Defences - State of Mind Flashcards
S23 - Insanity
Every one is presumed to be sane at the time of doing or omitting any act until the contrary is proved.
No person shall be convicted of an offence by reason of an act done or omitted by
him when labouring under natural imbecility or disease of the mind to such an extent as to render him incapable of understanding the nature and quality of the act or omission; or of knowing that the act or omission was morally wrong, having regard to the commonly accepted standards of right and wrong.
Defence to Raise Issue of Insanity
Where the defendant poses a risk to the community, there is a procedure by which they can become the subject of a “restricted patient” order under s54(1) of the Mental Health (Compulsory Assessment and Treatment) Act 1992.
Further, a Judge may put the issue of insanity before the jury under s20(4) of the Criminal Procedure (Mentally Impaired Persons) Act 2003 (CP(MIP)) Act).
Practical Implications
It is not proper for the Crown to call evidence of insanity, but any relevant evidence in the hands of the Crown should be offered to the defence, leaving it to the defendant to put up the plea of insanity if they wish to do so.
If the defence chooses not to plead insanity, it would be in only exceptional cases that the trial judge would put the issue to the jury. The judge may still commit a person to a hospital or secure facility or, instead of passing sentence, order that the offender be treated as a patient under the Mental Health Act 1992 or be cared for as a care recipient under the Intellectual Disability.
Where there is strong evidence of insanity
A person can be acquitted of a charge, even if they or their counsel have not put up the defence of insanity, if there is strong evidence to indicate that the defendant did commit the alleged offence but was insane at the time.
Burden of Proof
As in all cases where the burden of proof is on the defendant, the standard of proof required is not as high as that demanded of the prosecution. The defendant is not required to prove the defence of insanity beyond reasonable doubt, but to the satisfaction of the jury on the balance of probabilities.
During a trial in the District Court or High Court, the defendant may plead insanity as a defence to any charge punishable by imprisonment. Insanity is a legal question, not a medical one.
R v Cottle
As to degree of proof, it is sufficient if the plea is established to the satisfaction of the jury on a preponderance of probabilities without necessarily excluding all reasonable doubt.
R v Clark
The decision as to an accused’s insanity is always for the jury and a verdict inconsistent with medical evidence is not necessarily unreasonable. But where unchallenged medical evidence is supported by the surrounding facts a jury’s verdict must be founded on that evidence which in this case shows that the accused did not and had been unable to know that his act was morally wrong.
M’Naghten’s Rules/Test
Have been a standard test for criminal liability in relation to mentally disordered defendants in common law jurisdictions ever since, with some minor adjustments.

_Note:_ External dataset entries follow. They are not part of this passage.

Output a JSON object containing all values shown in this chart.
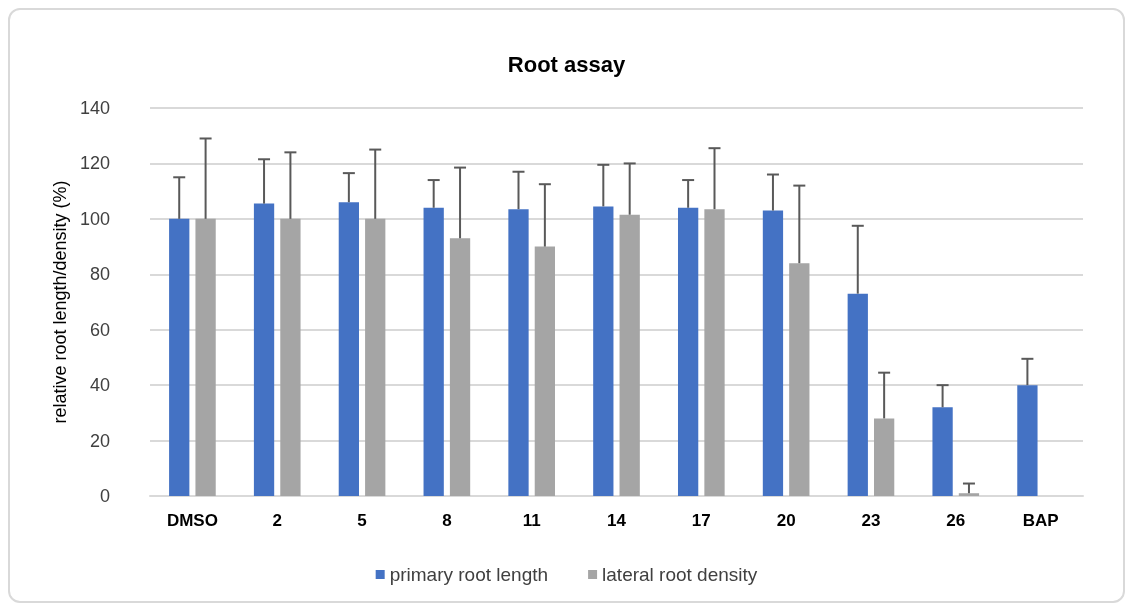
{
  "chart_data": {
    "type": "bar",
    "title": "Root assay",
    "ylabel": "relative root length/density (%)",
    "categories": [
      "DMSO",
      "2",
      "5",
      "8",
      "11",
      "14",
      "17",
      "20",
      "23",
      "26",
      "BAP"
    ],
    "series": [
      {
        "name": "primary root length",
        "color": "#4472c4",
        "values": [
          100,
          105.5,
          106,
          104,
          103.5,
          104.5,
          104,
          103,
          73,
          32,
          40
        ],
        "errors": [
          [
            100,
            115
          ],
          [
            105.5,
            121.5
          ],
          [
            106,
            116.5
          ],
          [
            104,
            114
          ],
          [
            103.5,
            117
          ],
          [
            104.5,
            119.5
          ],
          [
            104,
            114
          ],
          [
            103,
            116
          ],
          [
            73,
            97.5
          ],
          [
            32,
            40
          ],
          [
            40,
            49.5
          ]
        ]
      },
      {
        "name": "lateral root density",
        "color": "#a5a5a5",
        "values": [
          100,
          100,
          100,
          93,
          90,
          101.5,
          103.5,
          84,
          28,
          1,
          null
        ],
        "errors": [
          [
            100,
            129
          ],
          [
            100,
            124
          ],
          [
            100,
            125
          ],
          [
            93,
            118.5
          ],
          [
            90,
            112.5
          ],
          [
            101.5,
            120
          ],
          [
            103.5,
            125.5
          ],
          [
            84,
            112
          ],
          [
            28,
            44.5
          ],
          [
            1,
            4.5
          ],
          null
        ]
      }
    ],
    "ylim": [
      0,
      140
    ],
    "yticks": [
      0,
      20,
      40,
      60,
      80,
      100,
      120,
      140
    ],
    "grid": "y",
    "legend": "bottom"
  }
}
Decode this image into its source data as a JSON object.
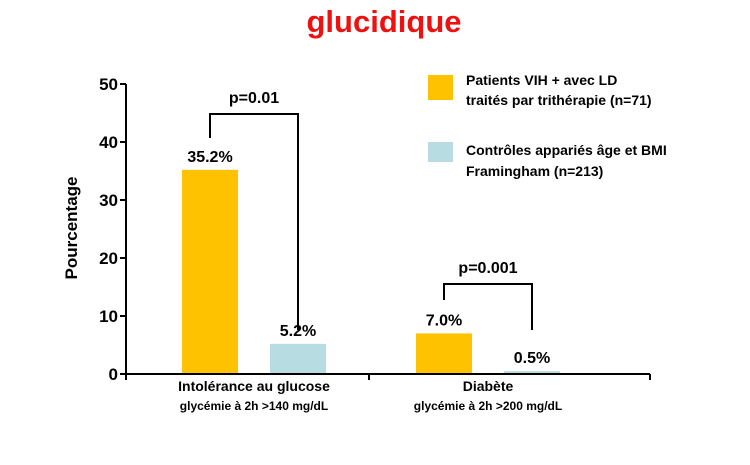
{
  "page": {
    "title": "glucidique",
    "title_color": "#ee1111"
  },
  "chart_data": {
    "type": "bar",
    "ylabel": "Pourcentage",
    "ylim": [
      0,
      50
    ],
    "yticks": [
      "0",
      "10",
      "20",
      "30",
      "40",
      "50"
    ],
    "categories": [
      {
        "label": "Intolérance au glucose",
        "sublabel": "glycémie à 2h >140 mg/dL"
      },
      {
        "label": "Diabète",
        "sublabel": "glycémie à 2h >200 mg/dL"
      }
    ],
    "series": [
      {
        "name": "Patients VIH + avec LD traités par trithérapie (n=71)",
        "legend_lines": [
          "Patients VIH + avec LD",
          "traités par trithérapie (n=71)"
        ],
        "color": "#ffc200",
        "values": [
          35.2,
          7.0
        ],
        "value_labels": [
          "35.2%",
          "7.0%"
        ]
      },
      {
        "name": "Contrôles appariés âge et BMI Framingham (n=213)",
        "legend_lines": [
          "Contrôles appariés âge et BMI",
          "Framingham  (n=213)"
        ],
        "color": "#b7dde2",
        "values": [
          5.2,
          0.5
        ],
        "value_labels": [
          "5.2%",
          "0.5%"
        ]
      }
    ],
    "comparisons": [
      {
        "category_index": 0,
        "label": "p=0.01"
      },
      {
        "category_index": 1,
        "label": "p=0.001"
      }
    ],
    "legend_position": "top-right"
  }
}
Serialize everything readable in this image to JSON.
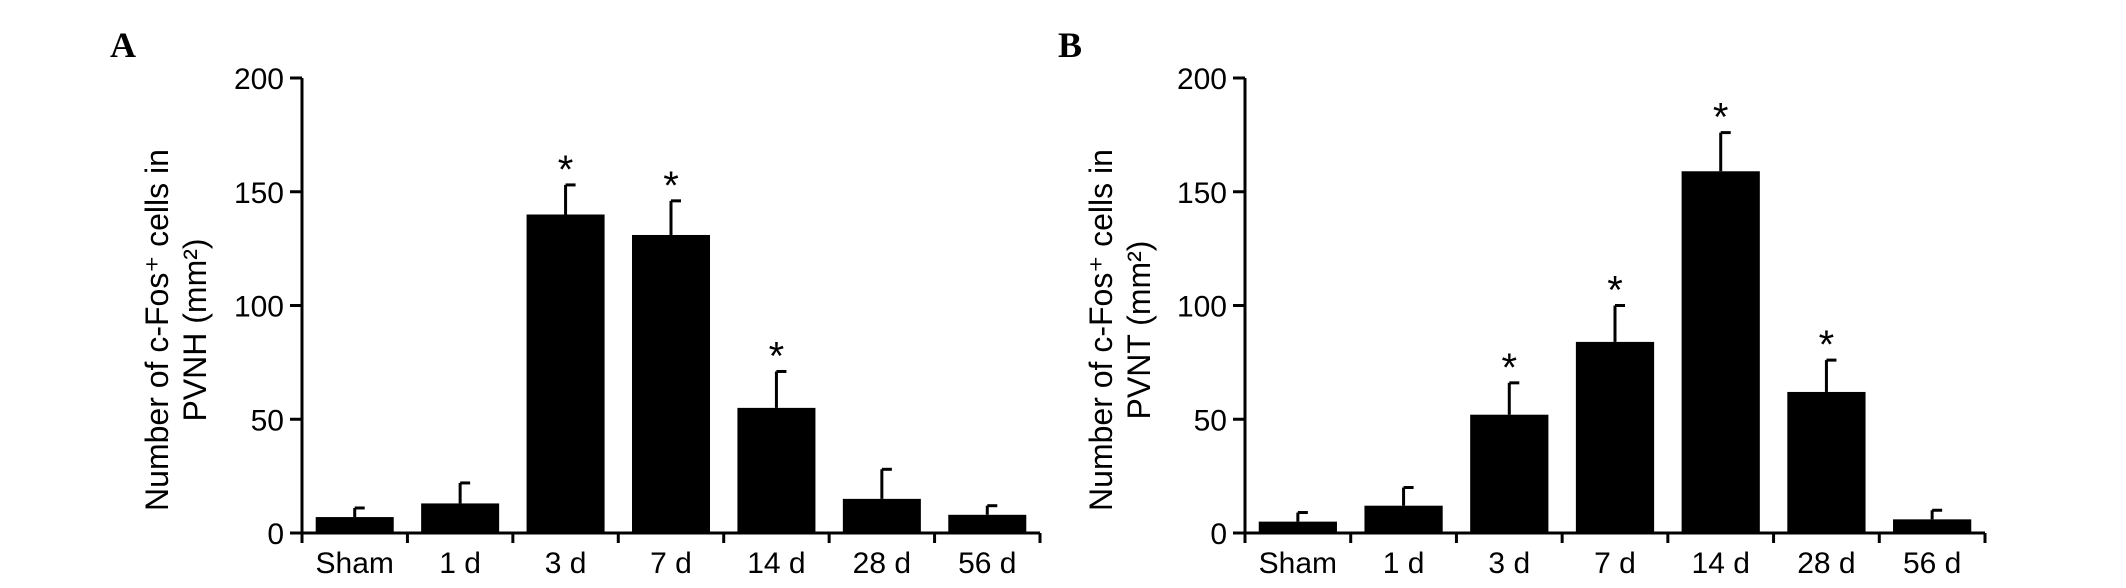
{
  "chart_data": [
    {
      "type": "bar",
      "panel": "A",
      "categories": [
        "Sham",
        "1 d",
        "3 d",
        "7 d",
        "14 d",
        "28 d",
        "56 d"
      ],
      "series": [
        {
          "values": [
            7,
            13,
            140,
            131,
            55,
            15,
            8
          ],
          "error": [
            4,
            9,
            13,
            15,
            16,
            13,
            4
          ],
          "significance": [
            "",
            "",
            "*",
            "*",
            "*",
            "",
            ""
          ]
        }
      ],
      "ylabel_line1": "Number of c-Fos⁺ cells in",
      "ylabel_line2": "PVNH (mm²)",
      "ylim": [
        0,
        200
      ],
      "yticks": [
        0,
        50,
        100,
        150,
        200
      ],
      "grid": false,
      "bar_color": "#000000"
    },
    {
      "type": "bar",
      "panel": "B",
      "categories": [
        "Sham",
        "1 d",
        "3 d",
        "7 d",
        "14 d",
        "28 d",
        "56 d"
      ],
      "series": [
        {
          "values": [
            5,
            12,
            52,
            84,
            159,
            62,
            6
          ],
          "error": [
            4,
            8,
            14,
            16,
            17,
            14,
            4
          ],
          "significance": [
            "",
            "",
            "*",
            "*",
            "*",
            "*",
            ""
          ]
        }
      ],
      "ylabel_line1": "Number of c-Fos⁺ cells in",
      "ylabel_line2": "PVNT (mm²)",
      "ylim": [
        0,
        200
      ],
      "yticks": [
        0,
        50,
        100,
        150,
        200
      ],
      "grid": false,
      "bar_color": "#000000"
    }
  ]
}
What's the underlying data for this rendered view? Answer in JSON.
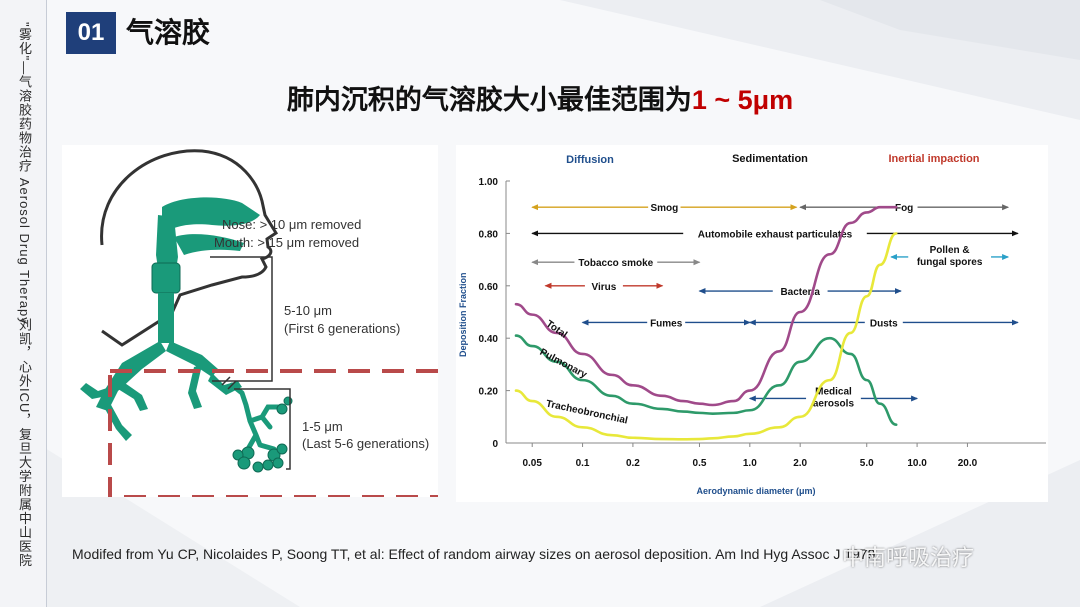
{
  "sidebar": {
    "top_text": "\"雾化\"—气溶胶药物治疗 Aerosol Drug Therapy",
    "bottom_text": "刘凯，心外ICU，复旦大学附属中山医院"
  },
  "header": {
    "badge": "01",
    "title": "气溶胶",
    "headline_prefix": "肺内沉积的气溶胶大小最佳范围为",
    "headline_accent": "1 ~ 5μm"
  },
  "airway_diagram": {
    "labels": {
      "nose": "Nose: > 10 μm removed",
      "mouth": "Mouth: > 15 μm removed",
      "range_a": "5-10 μm",
      "range_a_note": "(First 6 generations)",
      "range_b": "1-5 μm",
      "range_b_note": "(Last 5-6 generations)"
    },
    "colors": {
      "airway": "#1a9a7a",
      "highlight_box": "#b94a4a"
    }
  },
  "chart_data": {
    "type": "line",
    "xscale": "log",
    "xlabel": "Aerodynamic diameter (μm)",
    "ylabel": "Deposition Fraction",
    "xlim": [
      0.04,
      50
    ],
    "ylim": [
      0,
      1.0
    ],
    "x_ticks": [
      "0.05",
      "0.1",
      "0.2",
      "0.5",
      "1.0",
      "2.0",
      "5.0",
      "10.0",
      "20.0"
    ],
    "x_tick_values": [
      0.05,
      0.1,
      0.2,
      0.5,
      1.0,
      2.0,
      5.0,
      10.0,
      20.0
    ],
    "y_ticks": [
      "0",
      "0.20",
      "0.40",
      "0.60",
      "0.80",
      "1.00"
    ],
    "y_tick_values": [
      0,
      0.2,
      0.4,
      0.6,
      0.8,
      1.0
    ],
    "regions": [
      {
        "label": "Diffusion",
        "color": "#1f4e8c"
      },
      {
        "label": "Sedimentation",
        "color": "#111111"
      },
      {
        "label": "Inertial impaction",
        "color": "#c0392b"
      }
    ],
    "series": [
      {
        "name": "Total",
        "color": "#a04a8a",
        "x": [
          0.04,
          0.05,
          0.07,
          0.1,
          0.15,
          0.2,
          0.3,
          0.4,
          0.5,
          0.6,
          0.8,
          1.0,
          1.5,
          2,
          3,
          4,
          5,
          6,
          7.5
        ],
        "y": [
          0.53,
          0.49,
          0.42,
          0.34,
          0.26,
          0.22,
          0.18,
          0.16,
          0.15,
          0.145,
          0.16,
          0.2,
          0.35,
          0.5,
          0.72,
          0.84,
          0.88,
          0.9,
          0.9
        ]
      },
      {
        "name": "Pulmonary",
        "color": "#2e9a6a",
        "x": [
          0.04,
          0.05,
          0.07,
          0.1,
          0.15,
          0.2,
          0.3,
          0.4,
          0.5,
          0.6,
          0.8,
          1.0,
          1.5,
          2,
          3,
          4,
          5,
          6,
          7.5
        ],
        "y": [
          0.41,
          0.37,
          0.31,
          0.24,
          0.18,
          0.15,
          0.13,
          0.12,
          0.115,
          0.112,
          0.115,
          0.125,
          0.22,
          0.31,
          0.4,
          0.34,
          0.24,
          0.15,
          0.07
        ]
      },
      {
        "name": "Tracheobronchial",
        "color": "#e8e83a",
        "x": [
          0.04,
          0.05,
          0.07,
          0.1,
          0.15,
          0.2,
          0.3,
          0.4,
          0.5,
          0.6,
          0.8,
          1.0,
          1.5,
          2,
          3,
          4,
          5,
          6,
          7.5
        ],
        "y": [
          0.2,
          0.16,
          0.1,
          0.06,
          0.03,
          0.02,
          0.015,
          0.014,
          0.015,
          0.018,
          0.025,
          0.035,
          0.06,
          0.1,
          0.24,
          0.42,
          0.56,
          0.68,
          0.8
        ]
      }
    ],
    "ranges": [
      {
        "label": "Smog",
        "from": 0.05,
        "to": 1.9,
        "y": 0.9,
        "color": "#d4a21e"
      },
      {
        "label": "Fog",
        "from": 2.0,
        "to": 35,
        "y": 0.9,
        "color": "#666666"
      },
      {
        "label": "Automobile exhaust particulates",
        "from": 0.05,
        "to": 40,
        "y": 0.8,
        "color": "#111111"
      },
      {
        "label": "Tobacco smoke",
        "from": 0.05,
        "to": 0.5,
        "y": 0.69,
        "color": "#888888"
      },
      {
        "label": "Pollen & fungal spores",
        "from": 7,
        "to": 35,
        "y": 0.71,
        "color": "#2aa0c8"
      },
      {
        "label": "Virus",
        "from": 0.06,
        "to": 0.3,
        "y": 0.6,
        "color": "#c0392b"
      },
      {
        "label": "Bacteria",
        "from": 0.5,
        "to": 8,
        "y": 0.58,
        "color": "#1f4e8c"
      },
      {
        "label": "Fumes",
        "from": 0.1,
        "to": 1.0,
        "y": 0.46,
        "color": "#1f4e8c"
      },
      {
        "label": "Dusts",
        "from": 1.0,
        "to": 40,
        "y": 0.46,
        "color": "#1f4e8c"
      },
      {
        "label": "Medical aerosols",
        "from": 1.0,
        "to": 10,
        "y": 0.17,
        "color": "#1f4e8c"
      }
    ]
  },
  "citation": "Modifed from Yu CP, Nicolaides P, Soong TT, et al: Effect of random airway sizes on aerosol deposition. Am Ind Hyg Assoc J 1979.",
  "watermark": "中南呼吸治疗"
}
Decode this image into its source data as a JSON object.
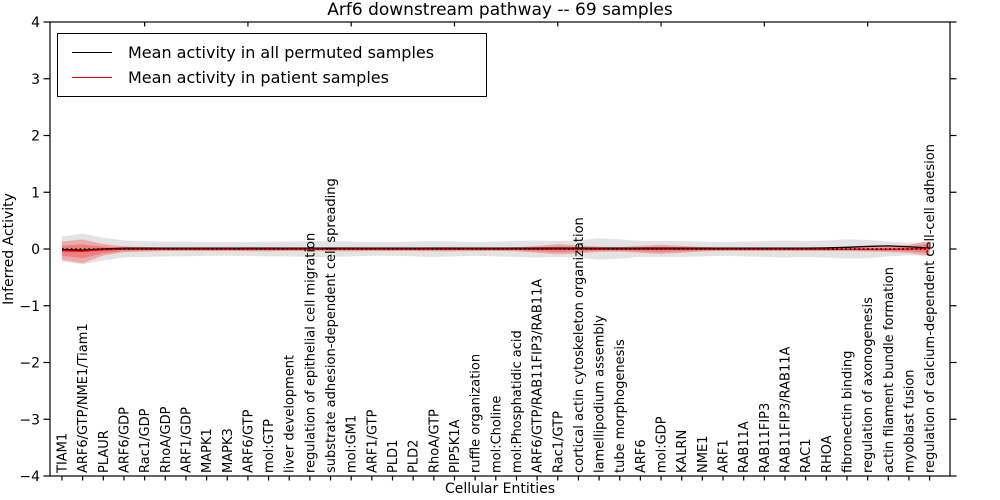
{
  "chart_data": {
    "type": "line",
    "title": "Arf6 downstream pathway -- 69 samples",
    "xlabel": "Cellular Entities",
    "ylabel": "Inferred Activity",
    "ylim": [
      -4,
      4
    ],
    "grid": false,
    "yticks": {
      "values": [
        4,
        3,
        2,
        1,
        0,
        -1,
        -2,
        -3,
        -4
      ],
      "labels": [
        "4",
        "3",
        "2",
        "1",
        "0",
        "−1",
        "−2",
        "−3",
        "−4"
      ]
    },
    "top_tick_indices": [
      4,
      9,
      14,
      19,
      24,
      29,
      34,
      39
    ],
    "legend": {
      "position": "upper left",
      "items": [
        {
          "label": "Mean activity in all permuted samples",
          "color": "#000000"
        },
        {
          "label": "Mean activity in patient samples",
          "color": "#ff0000"
        }
      ]
    },
    "categories": [
      "TIAM1",
      "ARF6/GTP/NME1/Tiam1",
      "PLAUR",
      "ARF6/GDP",
      "Rac1/GDP",
      "RhoA/GDP",
      "ARF1/GDP",
      "MAPK1",
      "MAPK3",
      "ARF6/GTP",
      "mol:GTP",
      "liver development",
      "regulation of epithelial cell migration",
      "substrate adhesion-dependent cell spreading",
      "mol:GM1",
      "ARF1/GTP",
      "PLD1",
      "PLD2",
      "RhoA/GTP",
      "PIP5K1A",
      "ruffle organization",
      "mol:Choline",
      "mol:Phosphatidic acid",
      "ARF6/GTP/RAB11FIP3/RAB11A",
      "Rac1/GTP",
      "cortical actin cytoskeleton organization",
      "lamellipodium assembly",
      "tube morphogenesis",
      "ARF6",
      "mol:GDP",
      "KALRN",
      "NME1",
      "ARF1",
      "RAB11A",
      "RAB11FIP3",
      "RAB11FIP3/RAB11A",
      "RAC1",
      "RHOA",
      "fibronectin binding",
      "regulation of axonogenesis",
      "actin filament bundle formation",
      "myoblast fusion",
      "regulation of calcium-dependent cell-cell adhesion"
    ],
    "series": [
      {
        "name": "Mean activity in all permuted samples",
        "color": "#000000",
        "style": "solid",
        "values": [
          -0.01,
          -0.02,
          0,
          0.015,
          0.015,
          0.015,
          0.015,
          0.015,
          0.015,
          0.015,
          0.015,
          0.015,
          0.015,
          0.015,
          0.015,
          0.015,
          0.015,
          0.015,
          0.015,
          0.015,
          0.015,
          0.015,
          0.015,
          0.015,
          0.015,
          0.015,
          0.015,
          0.015,
          0.015,
          0.015,
          0.015,
          0.015,
          0.015,
          0.015,
          0.015,
          0.015,
          0.015,
          0.02,
          0.03,
          0.045,
          0.055,
          0.04,
          0.015
        ]
      },
      {
        "name": "Mean activity in patient samples",
        "color": "#ff0000",
        "style": "solid",
        "values": [
          -0.03,
          -0.04,
          -0.015,
          -0.005,
          -0.005,
          -0.005,
          -0.005,
          -0.005,
          -0.005,
          -0.005,
          -0.005,
          -0.005,
          -0.005,
          -0.005,
          -0.005,
          -0.005,
          -0.005,
          -0.005,
          -0.005,
          -0.005,
          -0.005,
          -0.005,
          -0.005,
          -0.005,
          -0.005,
          -0.005,
          -0.005,
          -0.005,
          -0.005,
          -0.005,
          -0.005,
          -0.005,
          -0.005,
          -0.005,
          -0.005,
          -0.005,
          -0.005,
          -0.005,
          -0.005,
          -0.005,
          -0.005,
          0,
          0.01
        ]
      },
      {
        "name": "zero baseline",
        "color": "#000000",
        "style": "dotted",
        "values": [
          0,
          0,
          0,
          0,
          0,
          0,
          0,
          0,
          0,
          0,
          0,
          0,
          0,
          0,
          0,
          0,
          0,
          0,
          0,
          0,
          0,
          0,
          0,
          0,
          0,
          0,
          0,
          0,
          0,
          0,
          0,
          0,
          0,
          0,
          0,
          0,
          0,
          0,
          0,
          0,
          0,
          0,
          0
        ]
      }
    ],
    "bands": [
      {
        "name": "permuted-std-band",
        "color": "#808080",
        "opacity": 0.22,
        "center_series": null,
        "half_widths": [
          0.22,
          0.27,
          0.2,
          0.15,
          0.14,
          0.13,
          0.13,
          0.12,
          0.12,
          0.12,
          0.13,
          0.13,
          0.14,
          0.14,
          0.13,
          0.12,
          0.12,
          0.13,
          0.14,
          0.13,
          0.12,
          0.13,
          0.14,
          0.15,
          0.14,
          0.15,
          0.19,
          0.17,
          0.14,
          0.14,
          0.14,
          0.13,
          0.12,
          0.13,
          0.14,
          0.15,
          0.14,
          0.15,
          0.17,
          0.16,
          0.13,
          0.11,
          0.13
        ]
      },
      {
        "name": "patient-std-band-outer",
        "color": "#ff0000",
        "opacity": 0.25,
        "center_series": "Mean activity in patient samples",
        "half_widths": [
          0.16,
          0.21,
          0.1,
          0.05,
          0.04,
          0.03,
          0.03,
          0.03,
          0.03,
          0.035,
          0.035,
          0.03,
          0.03,
          0.035,
          0.035,
          0.03,
          0.03,
          0.03,
          0.035,
          0.035,
          0.03,
          0.03,
          0.035,
          0.06,
          0.09,
          0.07,
          0.045,
          0.04,
          0.06,
          0.08,
          0.06,
          0.04,
          0.03,
          0.03,
          0.03,
          0.03,
          0.03,
          0.03,
          0.03,
          0.04,
          0.05,
          0.07,
          0.13
        ]
      },
      {
        "name": "patient-std-band-inner",
        "color": "#ff0000",
        "opacity": 0.25,
        "center_series": "Mean activity in patient samples",
        "half_widths": [
          0.09,
          0.12,
          0.06,
          0.03,
          0.025,
          0.02,
          0.02,
          0.02,
          0.02,
          0.02,
          0.02,
          0.02,
          0.02,
          0.02,
          0.02,
          0.02,
          0.02,
          0.02,
          0.02,
          0.02,
          0.02,
          0.02,
          0.02,
          0.035,
          0.05,
          0.04,
          0.027,
          0.025,
          0.035,
          0.045,
          0.035,
          0.025,
          0.02,
          0.02,
          0.02,
          0.02,
          0.02,
          0.02,
          0.02,
          0.025,
          0.03,
          0.04,
          0.075
        ]
      }
    ]
  }
}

Frequently used to establish whether or not a defendant is insane. It is based on the person’s ability to think rationally, so that if a person is insane they were acting under such a defect of reason from a disease of the mind that they did not know:
- the nature and quality of their actions, or
- that what they were doing was wrong.
Physical Damage Not Necessary
“Mind” — the mental faculties of reason, memory, and understanding; and the disorder may be permanent or temporary, of short or long duration, curable or incurable.
R v Cottle accepted that epilepsy, although physical, could amount to a disease of the mind.
Temporary Mental Disorder Not Included
Such as a blow on the head, the absorption of drugs, alcohol, or an anaesthetic, or hypnotism.
A Question of Law
Medical witnesses are permitted to say whether they regard a disorder as a “disease of the mind”, as well as testifying as to the causes and symptoms of the condition diagnosed, but such a classification by medical witnesses is not final, and whether the particular condition is a disease of the mind is a question of law for the Judge.
Disease of the mind is not a medical question but a legal one.
Nature and quality of the act
The defence is established if mental disease rendered the defendant “incapable of understanding the nature and quality of the act or omission”.
The words “nature and quality” are to be read as a composite expression dealing only with the physical character of the conduct, and not as separate terms distinguishing its physical and moral aspects.
R v Codere
The nature and quality of the act means the physical character of the act. The phrase does not involve any consideration of the accused’s moral perception nor his knowledge of the moral quality of the act. Thus a person who is so deluded that he cuts a woman’s throat believing that he is cutting a loaf of bread would not know the nature and quality of his act.
Morally Wrong
The test is that the defendant knew that their acts were morally wrong – they do not need to know that they were legally wrong. If someone cannot understand that their act is morally wrong, then they lack rational understanding.
Public interest may override other factors
In the case of a serious homicide the public interest to detain the offender may override other factors. Under s31 CP(MIP) Act, the Attorney-General may direct that the defendant be held as a patient or a care recipient.